Des sources proches de la justice ivoirienne révèlent que ce refus de Blé Goudé est vite perçu, comme « une manière de se soustraire », sinon, une approche dilatoire pour ne pas affronter la justice ». Les quelques juges avec qui nous avons échangé hier, soutiennent, à tort ou à raison, que « Blé Goudé ruse avec la justice et qu’il finira par se faire prendre au piège de sa désinvolture ». Le « général de la rue » qui a imposé, aux Ivoiriens, un patriotisme « étroit » et de « fer » implacable, a exigé, de la justice, un bon traitement, avant qu’il ne s’avise de répondre aux questions des juges enquêteurs. Après six heures, d’interrogatoire, il est resté cramponné à ses préalables, refusant de répondre aux questions.

En refusant de coopérer, Blé Goudé agit de manière très dangereuse pour la suite du procès… « Il s’expose, de fait, à un danger dont les conséquences pourront lui être fatales » assure un magistrat. Là où il pourrait, par exemple bénéficier « de circonstances atténuantes » ou même d'une clémence, il vient de saborder toutes ses chances par « son attitude pour le moins outrageante » à l’endroit de celle qui tient entre ses mains, son sort », renchérit son collègue. Il devrait, dès lors, « le jour du procès, assumé, pleinement, les conséquences, qu’on imagine négatives, des préalables qu’il a soulevés pendant l’instruction », a poursuivi notre interlocuteur. Comment expliquer l’option de l’omerta derrière laquelle s’est retranché Charles Blé Goudé, d’ordinaire très bavard ?
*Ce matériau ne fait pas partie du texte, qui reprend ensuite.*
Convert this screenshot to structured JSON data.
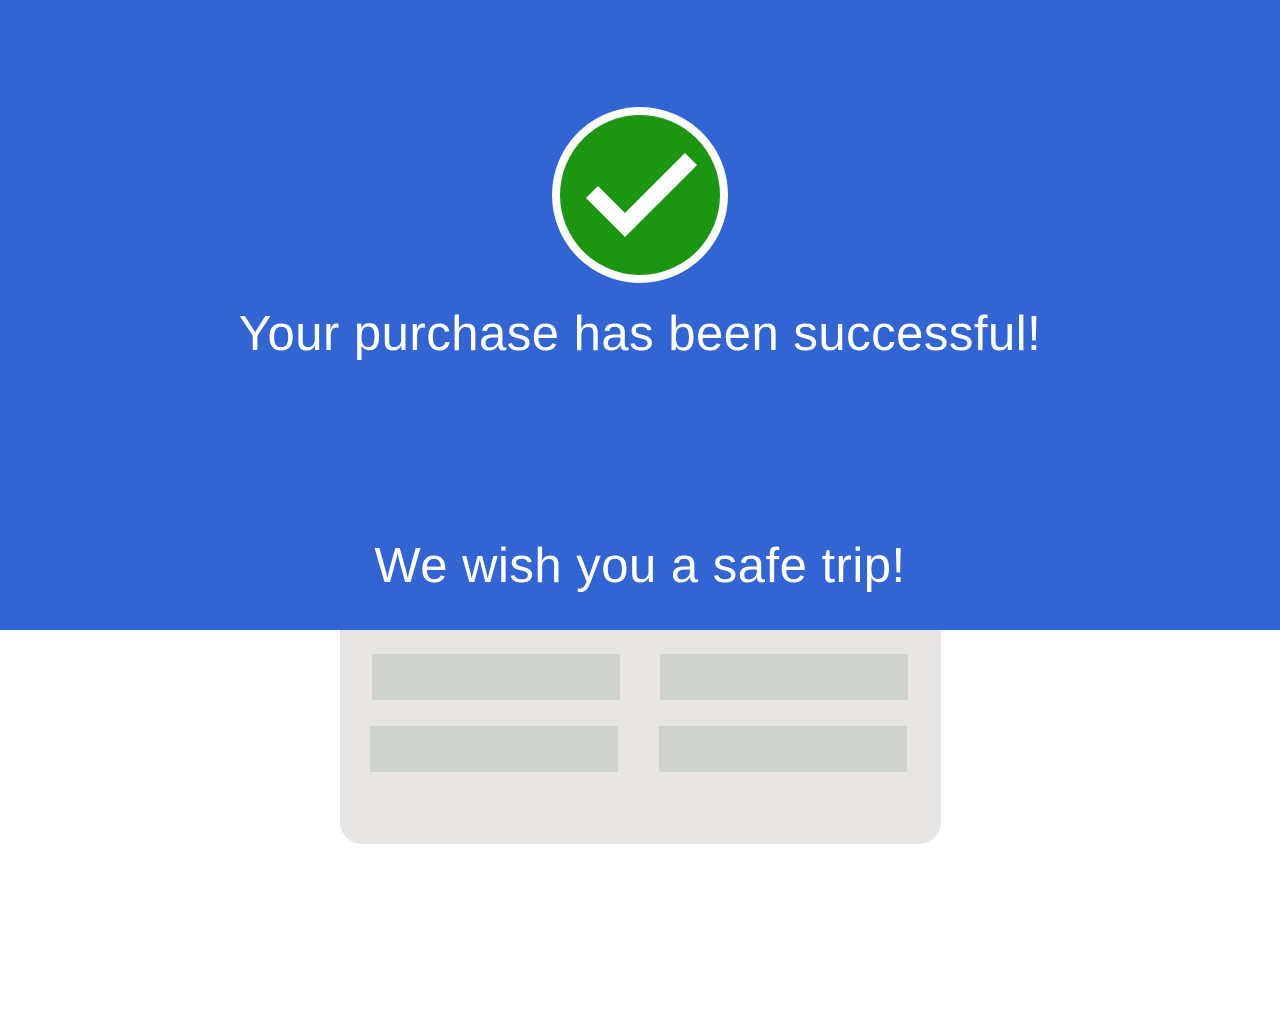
{
  "colors": {
    "hero_background": "#3264d2",
    "success_green": "#1c9612",
    "text": "#ffffff",
    "card_background": "#e6e5e4",
    "placeholder_block": "#cfd3cf"
  },
  "success_icon": {
    "name": "checkmark-circle-icon"
  },
  "headline": "Your purchase has been successful!",
  "subline": "We wish you a safe trip!",
  "ticket_card": {
    "placeholder_count": 4
  }
}
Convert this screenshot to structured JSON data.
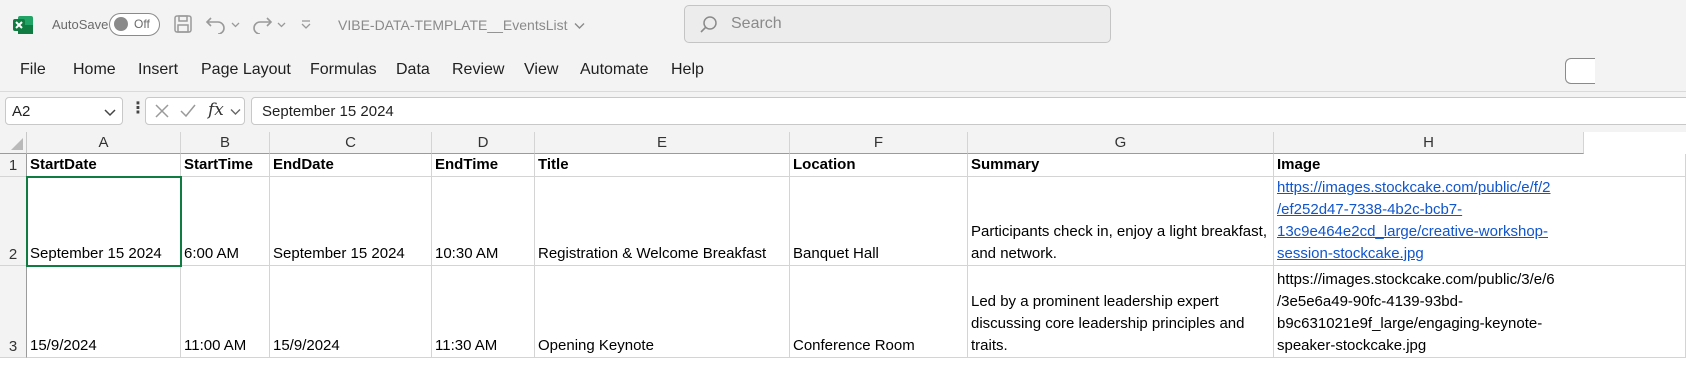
{
  "titlebar": {
    "app_icon": "excel-logo-icon",
    "autosave_label": "AutoSave",
    "autosave_state": "Off",
    "document_title": "VIBE-DATA-TEMPLATE__EventsList",
    "search_placeholder": "Search"
  },
  "menu": {
    "items": [
      "File",
      "Home",
      "Insert",
      "Page Layout",
      "Formulas",
      "Data",
      "Review",
      "View",
      "Automate",
      "Help"
    ]
  },
  "formula_bar": {
    "name_box": "A2",
    "formula_value": "September 15 2024",
    "fx_label": "fx"
  },
  "sheet": {
    "columns": [
      "A",
      "B",
      "C",
      "D",
      "E",
      "F",
      "G",
      "H"
    ],
    "row_numbers": [
      "1",
      "2",
      "3"
    ],
    "headers": [
      "StartDate",
      "StartTime",
      "EndDate",
      "EndTime",
      "Title",
      "Location",
      "Summary",
      "Image"
    ],
    "rows": [
      [
        "September 15 2024",
        "6:00 AM",
        "September 15 2024",
        "10:30 AM",
        "Registration & Welcome Breakfast",
        "Banquet Hall",
        "Participants check in, enjoy a light breakfast, and network.",
        "https://images.stockcake.com/public/e/f/2/ef252d47-7338-4b2c-bcb7-13c9e464e2cd_large/creative-workshop-session-stockcake.jpg"
      ],
      [
        "15/9/2024",
        "11:00 AM",
        "15/9/2024",
        "11:30 AM",
        "Opening Keynote",
        "Conference Room",
        "Led by a prominent leadership expert discussing core leadership principles and traits.",
        "https://images.stockcake.com/public/3/e/6/3e5e6a49-90fc-4139-93bd-b9c631021e9f_large/engaging-keynote-speaker-stockcake.jpg"
      ]
    ],
    "image_lines": [
      [
        "https://images.stockcake.com/public/e/f/2",
        "/ef252d47-7338-4b2c-bcb7-",
        "13c9e464e2cd_large/creative-workshop-",
        "session-stockcake.jpg"
      ],
      [
        "https://images.stockcake.com/public/3/e/6",
        "/3e5e6a49-90fc-4139-93bd-",
        "b9c631021e9f_large/engaging-keynote-",
        "speaker-stockcake.jpg"
      ]
    ]
  },
  "colors": {
    "accent": "#107c41",
    "hyperlink": "#1155cc",
    "chrome_bg": "#f3f3f3"
  }
}
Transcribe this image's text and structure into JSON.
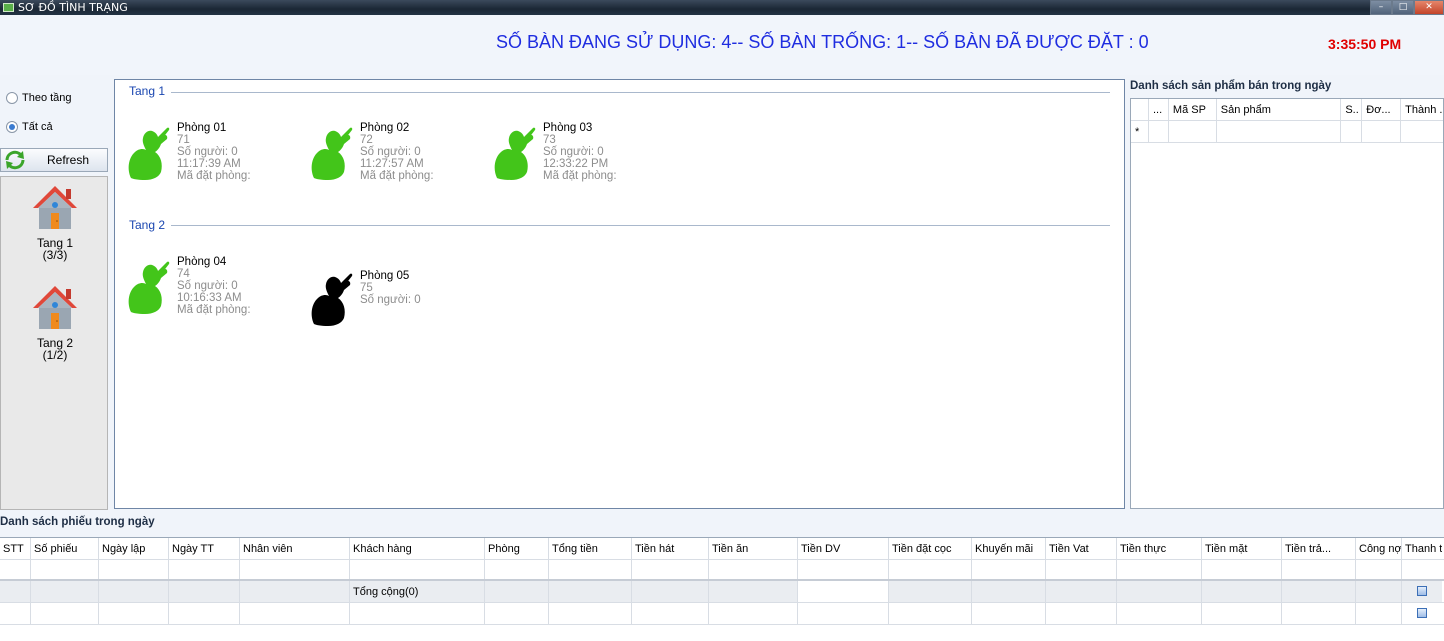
{
  "window": {
    "title": "SƠ ĐỒ TÌNH TRẠNG",
    "buttons": [
      "minimize",
      "maximize",
      "close"
    ]
  },
  "header": {
    "summary": "SỐ BÀN ĐANG SỬ DỤNG: 4-- SỐ BÀN TRỐNG: 1-- SỐ BÀN ĐÃ ĐƯỢC ĐẶT : 0",
    "clock": "3:35:50 PM",
    "summary_color": "#1f2de0",
    "clock_color": "#e00000"
  },
  "left": {
    "radio_by_floor": "Theo tầng",
    "radio_all": "Tất cả",
    "selected": "Tất cả",
    "refresh": "Refresh",
    "floors": [
      {
        "name": "Tang 1",
        "count": "(3/3)"
      },
      {
        "name": "Tang 2",
        "count": "(1/2)"
      }
    ]
  },
  "groups": [
    {
      "label": "Tang 1",
      "rooms": [
        {
          "name": "Phòng 01",
          "code": "71",
          "people": "Số người: 0",
          "time": "11:17:39 AM",
          "booking": "Mã đặt phòng:",
          "status": "occupied"
        },
        {
          "name": "Phòng 02",
          "code": "72",
          "people": "Số người: 0",
          "time": "11:27:57 AM",
          "booking": "Mã đặt phòng:",
          "status": "occupied"
        },
        {
          "name": "Phòng 03",
          "code": "73",
          "people": "Số người: 0",
          "time": "12:33:22 PM",
          "booking": "Mã đặt phòng:",
          "status": "occupied"
        }
      ]
    },
    {
      "label": "Tang 2",
      "rooms": [
        {
          "name": "Phòng 04",
          "code": "74",
          "people": "Số người: 0",
          "time": "10:16:33 AM",
          "booking": "Mã đặt phòng:",
          "status": "occupied"
        },
        {
          "name": "Phòng 05",
          "code": "75",
          "people": "Số người: 0",
          "status": "empty"
        }
      ]
    }
  ],
  "status_colors": {
    "occupied": "#43c51a",
    "empty": "#000000"
  },
  "products": {
    "title": "Danh sách sản phẩm bán trong ngày",
    "columns": [
      "...",
      "Mã SP",
      "Sản phẩm",
      "S..",
      "Đơ...",
      "Thành ..."
    ],
    "new_row_marker": "*"
  },
  "bills": {
    "title": "Danh sách phiếu trong ngày",
    "columns": [
      "STT",
      "Số phiếu",
      "Ngày lập",
      "Ngày TT",
      "Nhân viên",
      "Khách hàng",
      "Phòng",
      "Tổng tiền",
      "Tiền hát",
      "Tiền ăn",
      "Tiền DV",
      "Tiền đặt cọc",
      "Khuyến mãi",
      "Tiền Vat",
      "Tiền thực",
      "Tiền mặt",
      "Tiền trả...",
      "Công nợ",
      "Thanh t..."
    ],
    "total_label": "Tổng cộng(0)"
  }
}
S’agit-il d’une fuite en avant pure et simple ou alors nargue-t-il le peule à travers la justice ? Dans un cas comme dans l’autre, l’ex-leader des jeunes patriotes s’expose à des risques énormes. Disons qu’il se met en danger face à la justice… Alors qu’il n’a de cesse de clamer son innocence, se disant même prêt à affronter « la Cpi », Blé Goudé avait là, une bonne occasion de s’expliquer sur son rôle réel ou supposé, dans l’exacerbation de la crise post-électorale. En tout état de cause, peut-être qu’il joue à qui risque gagne.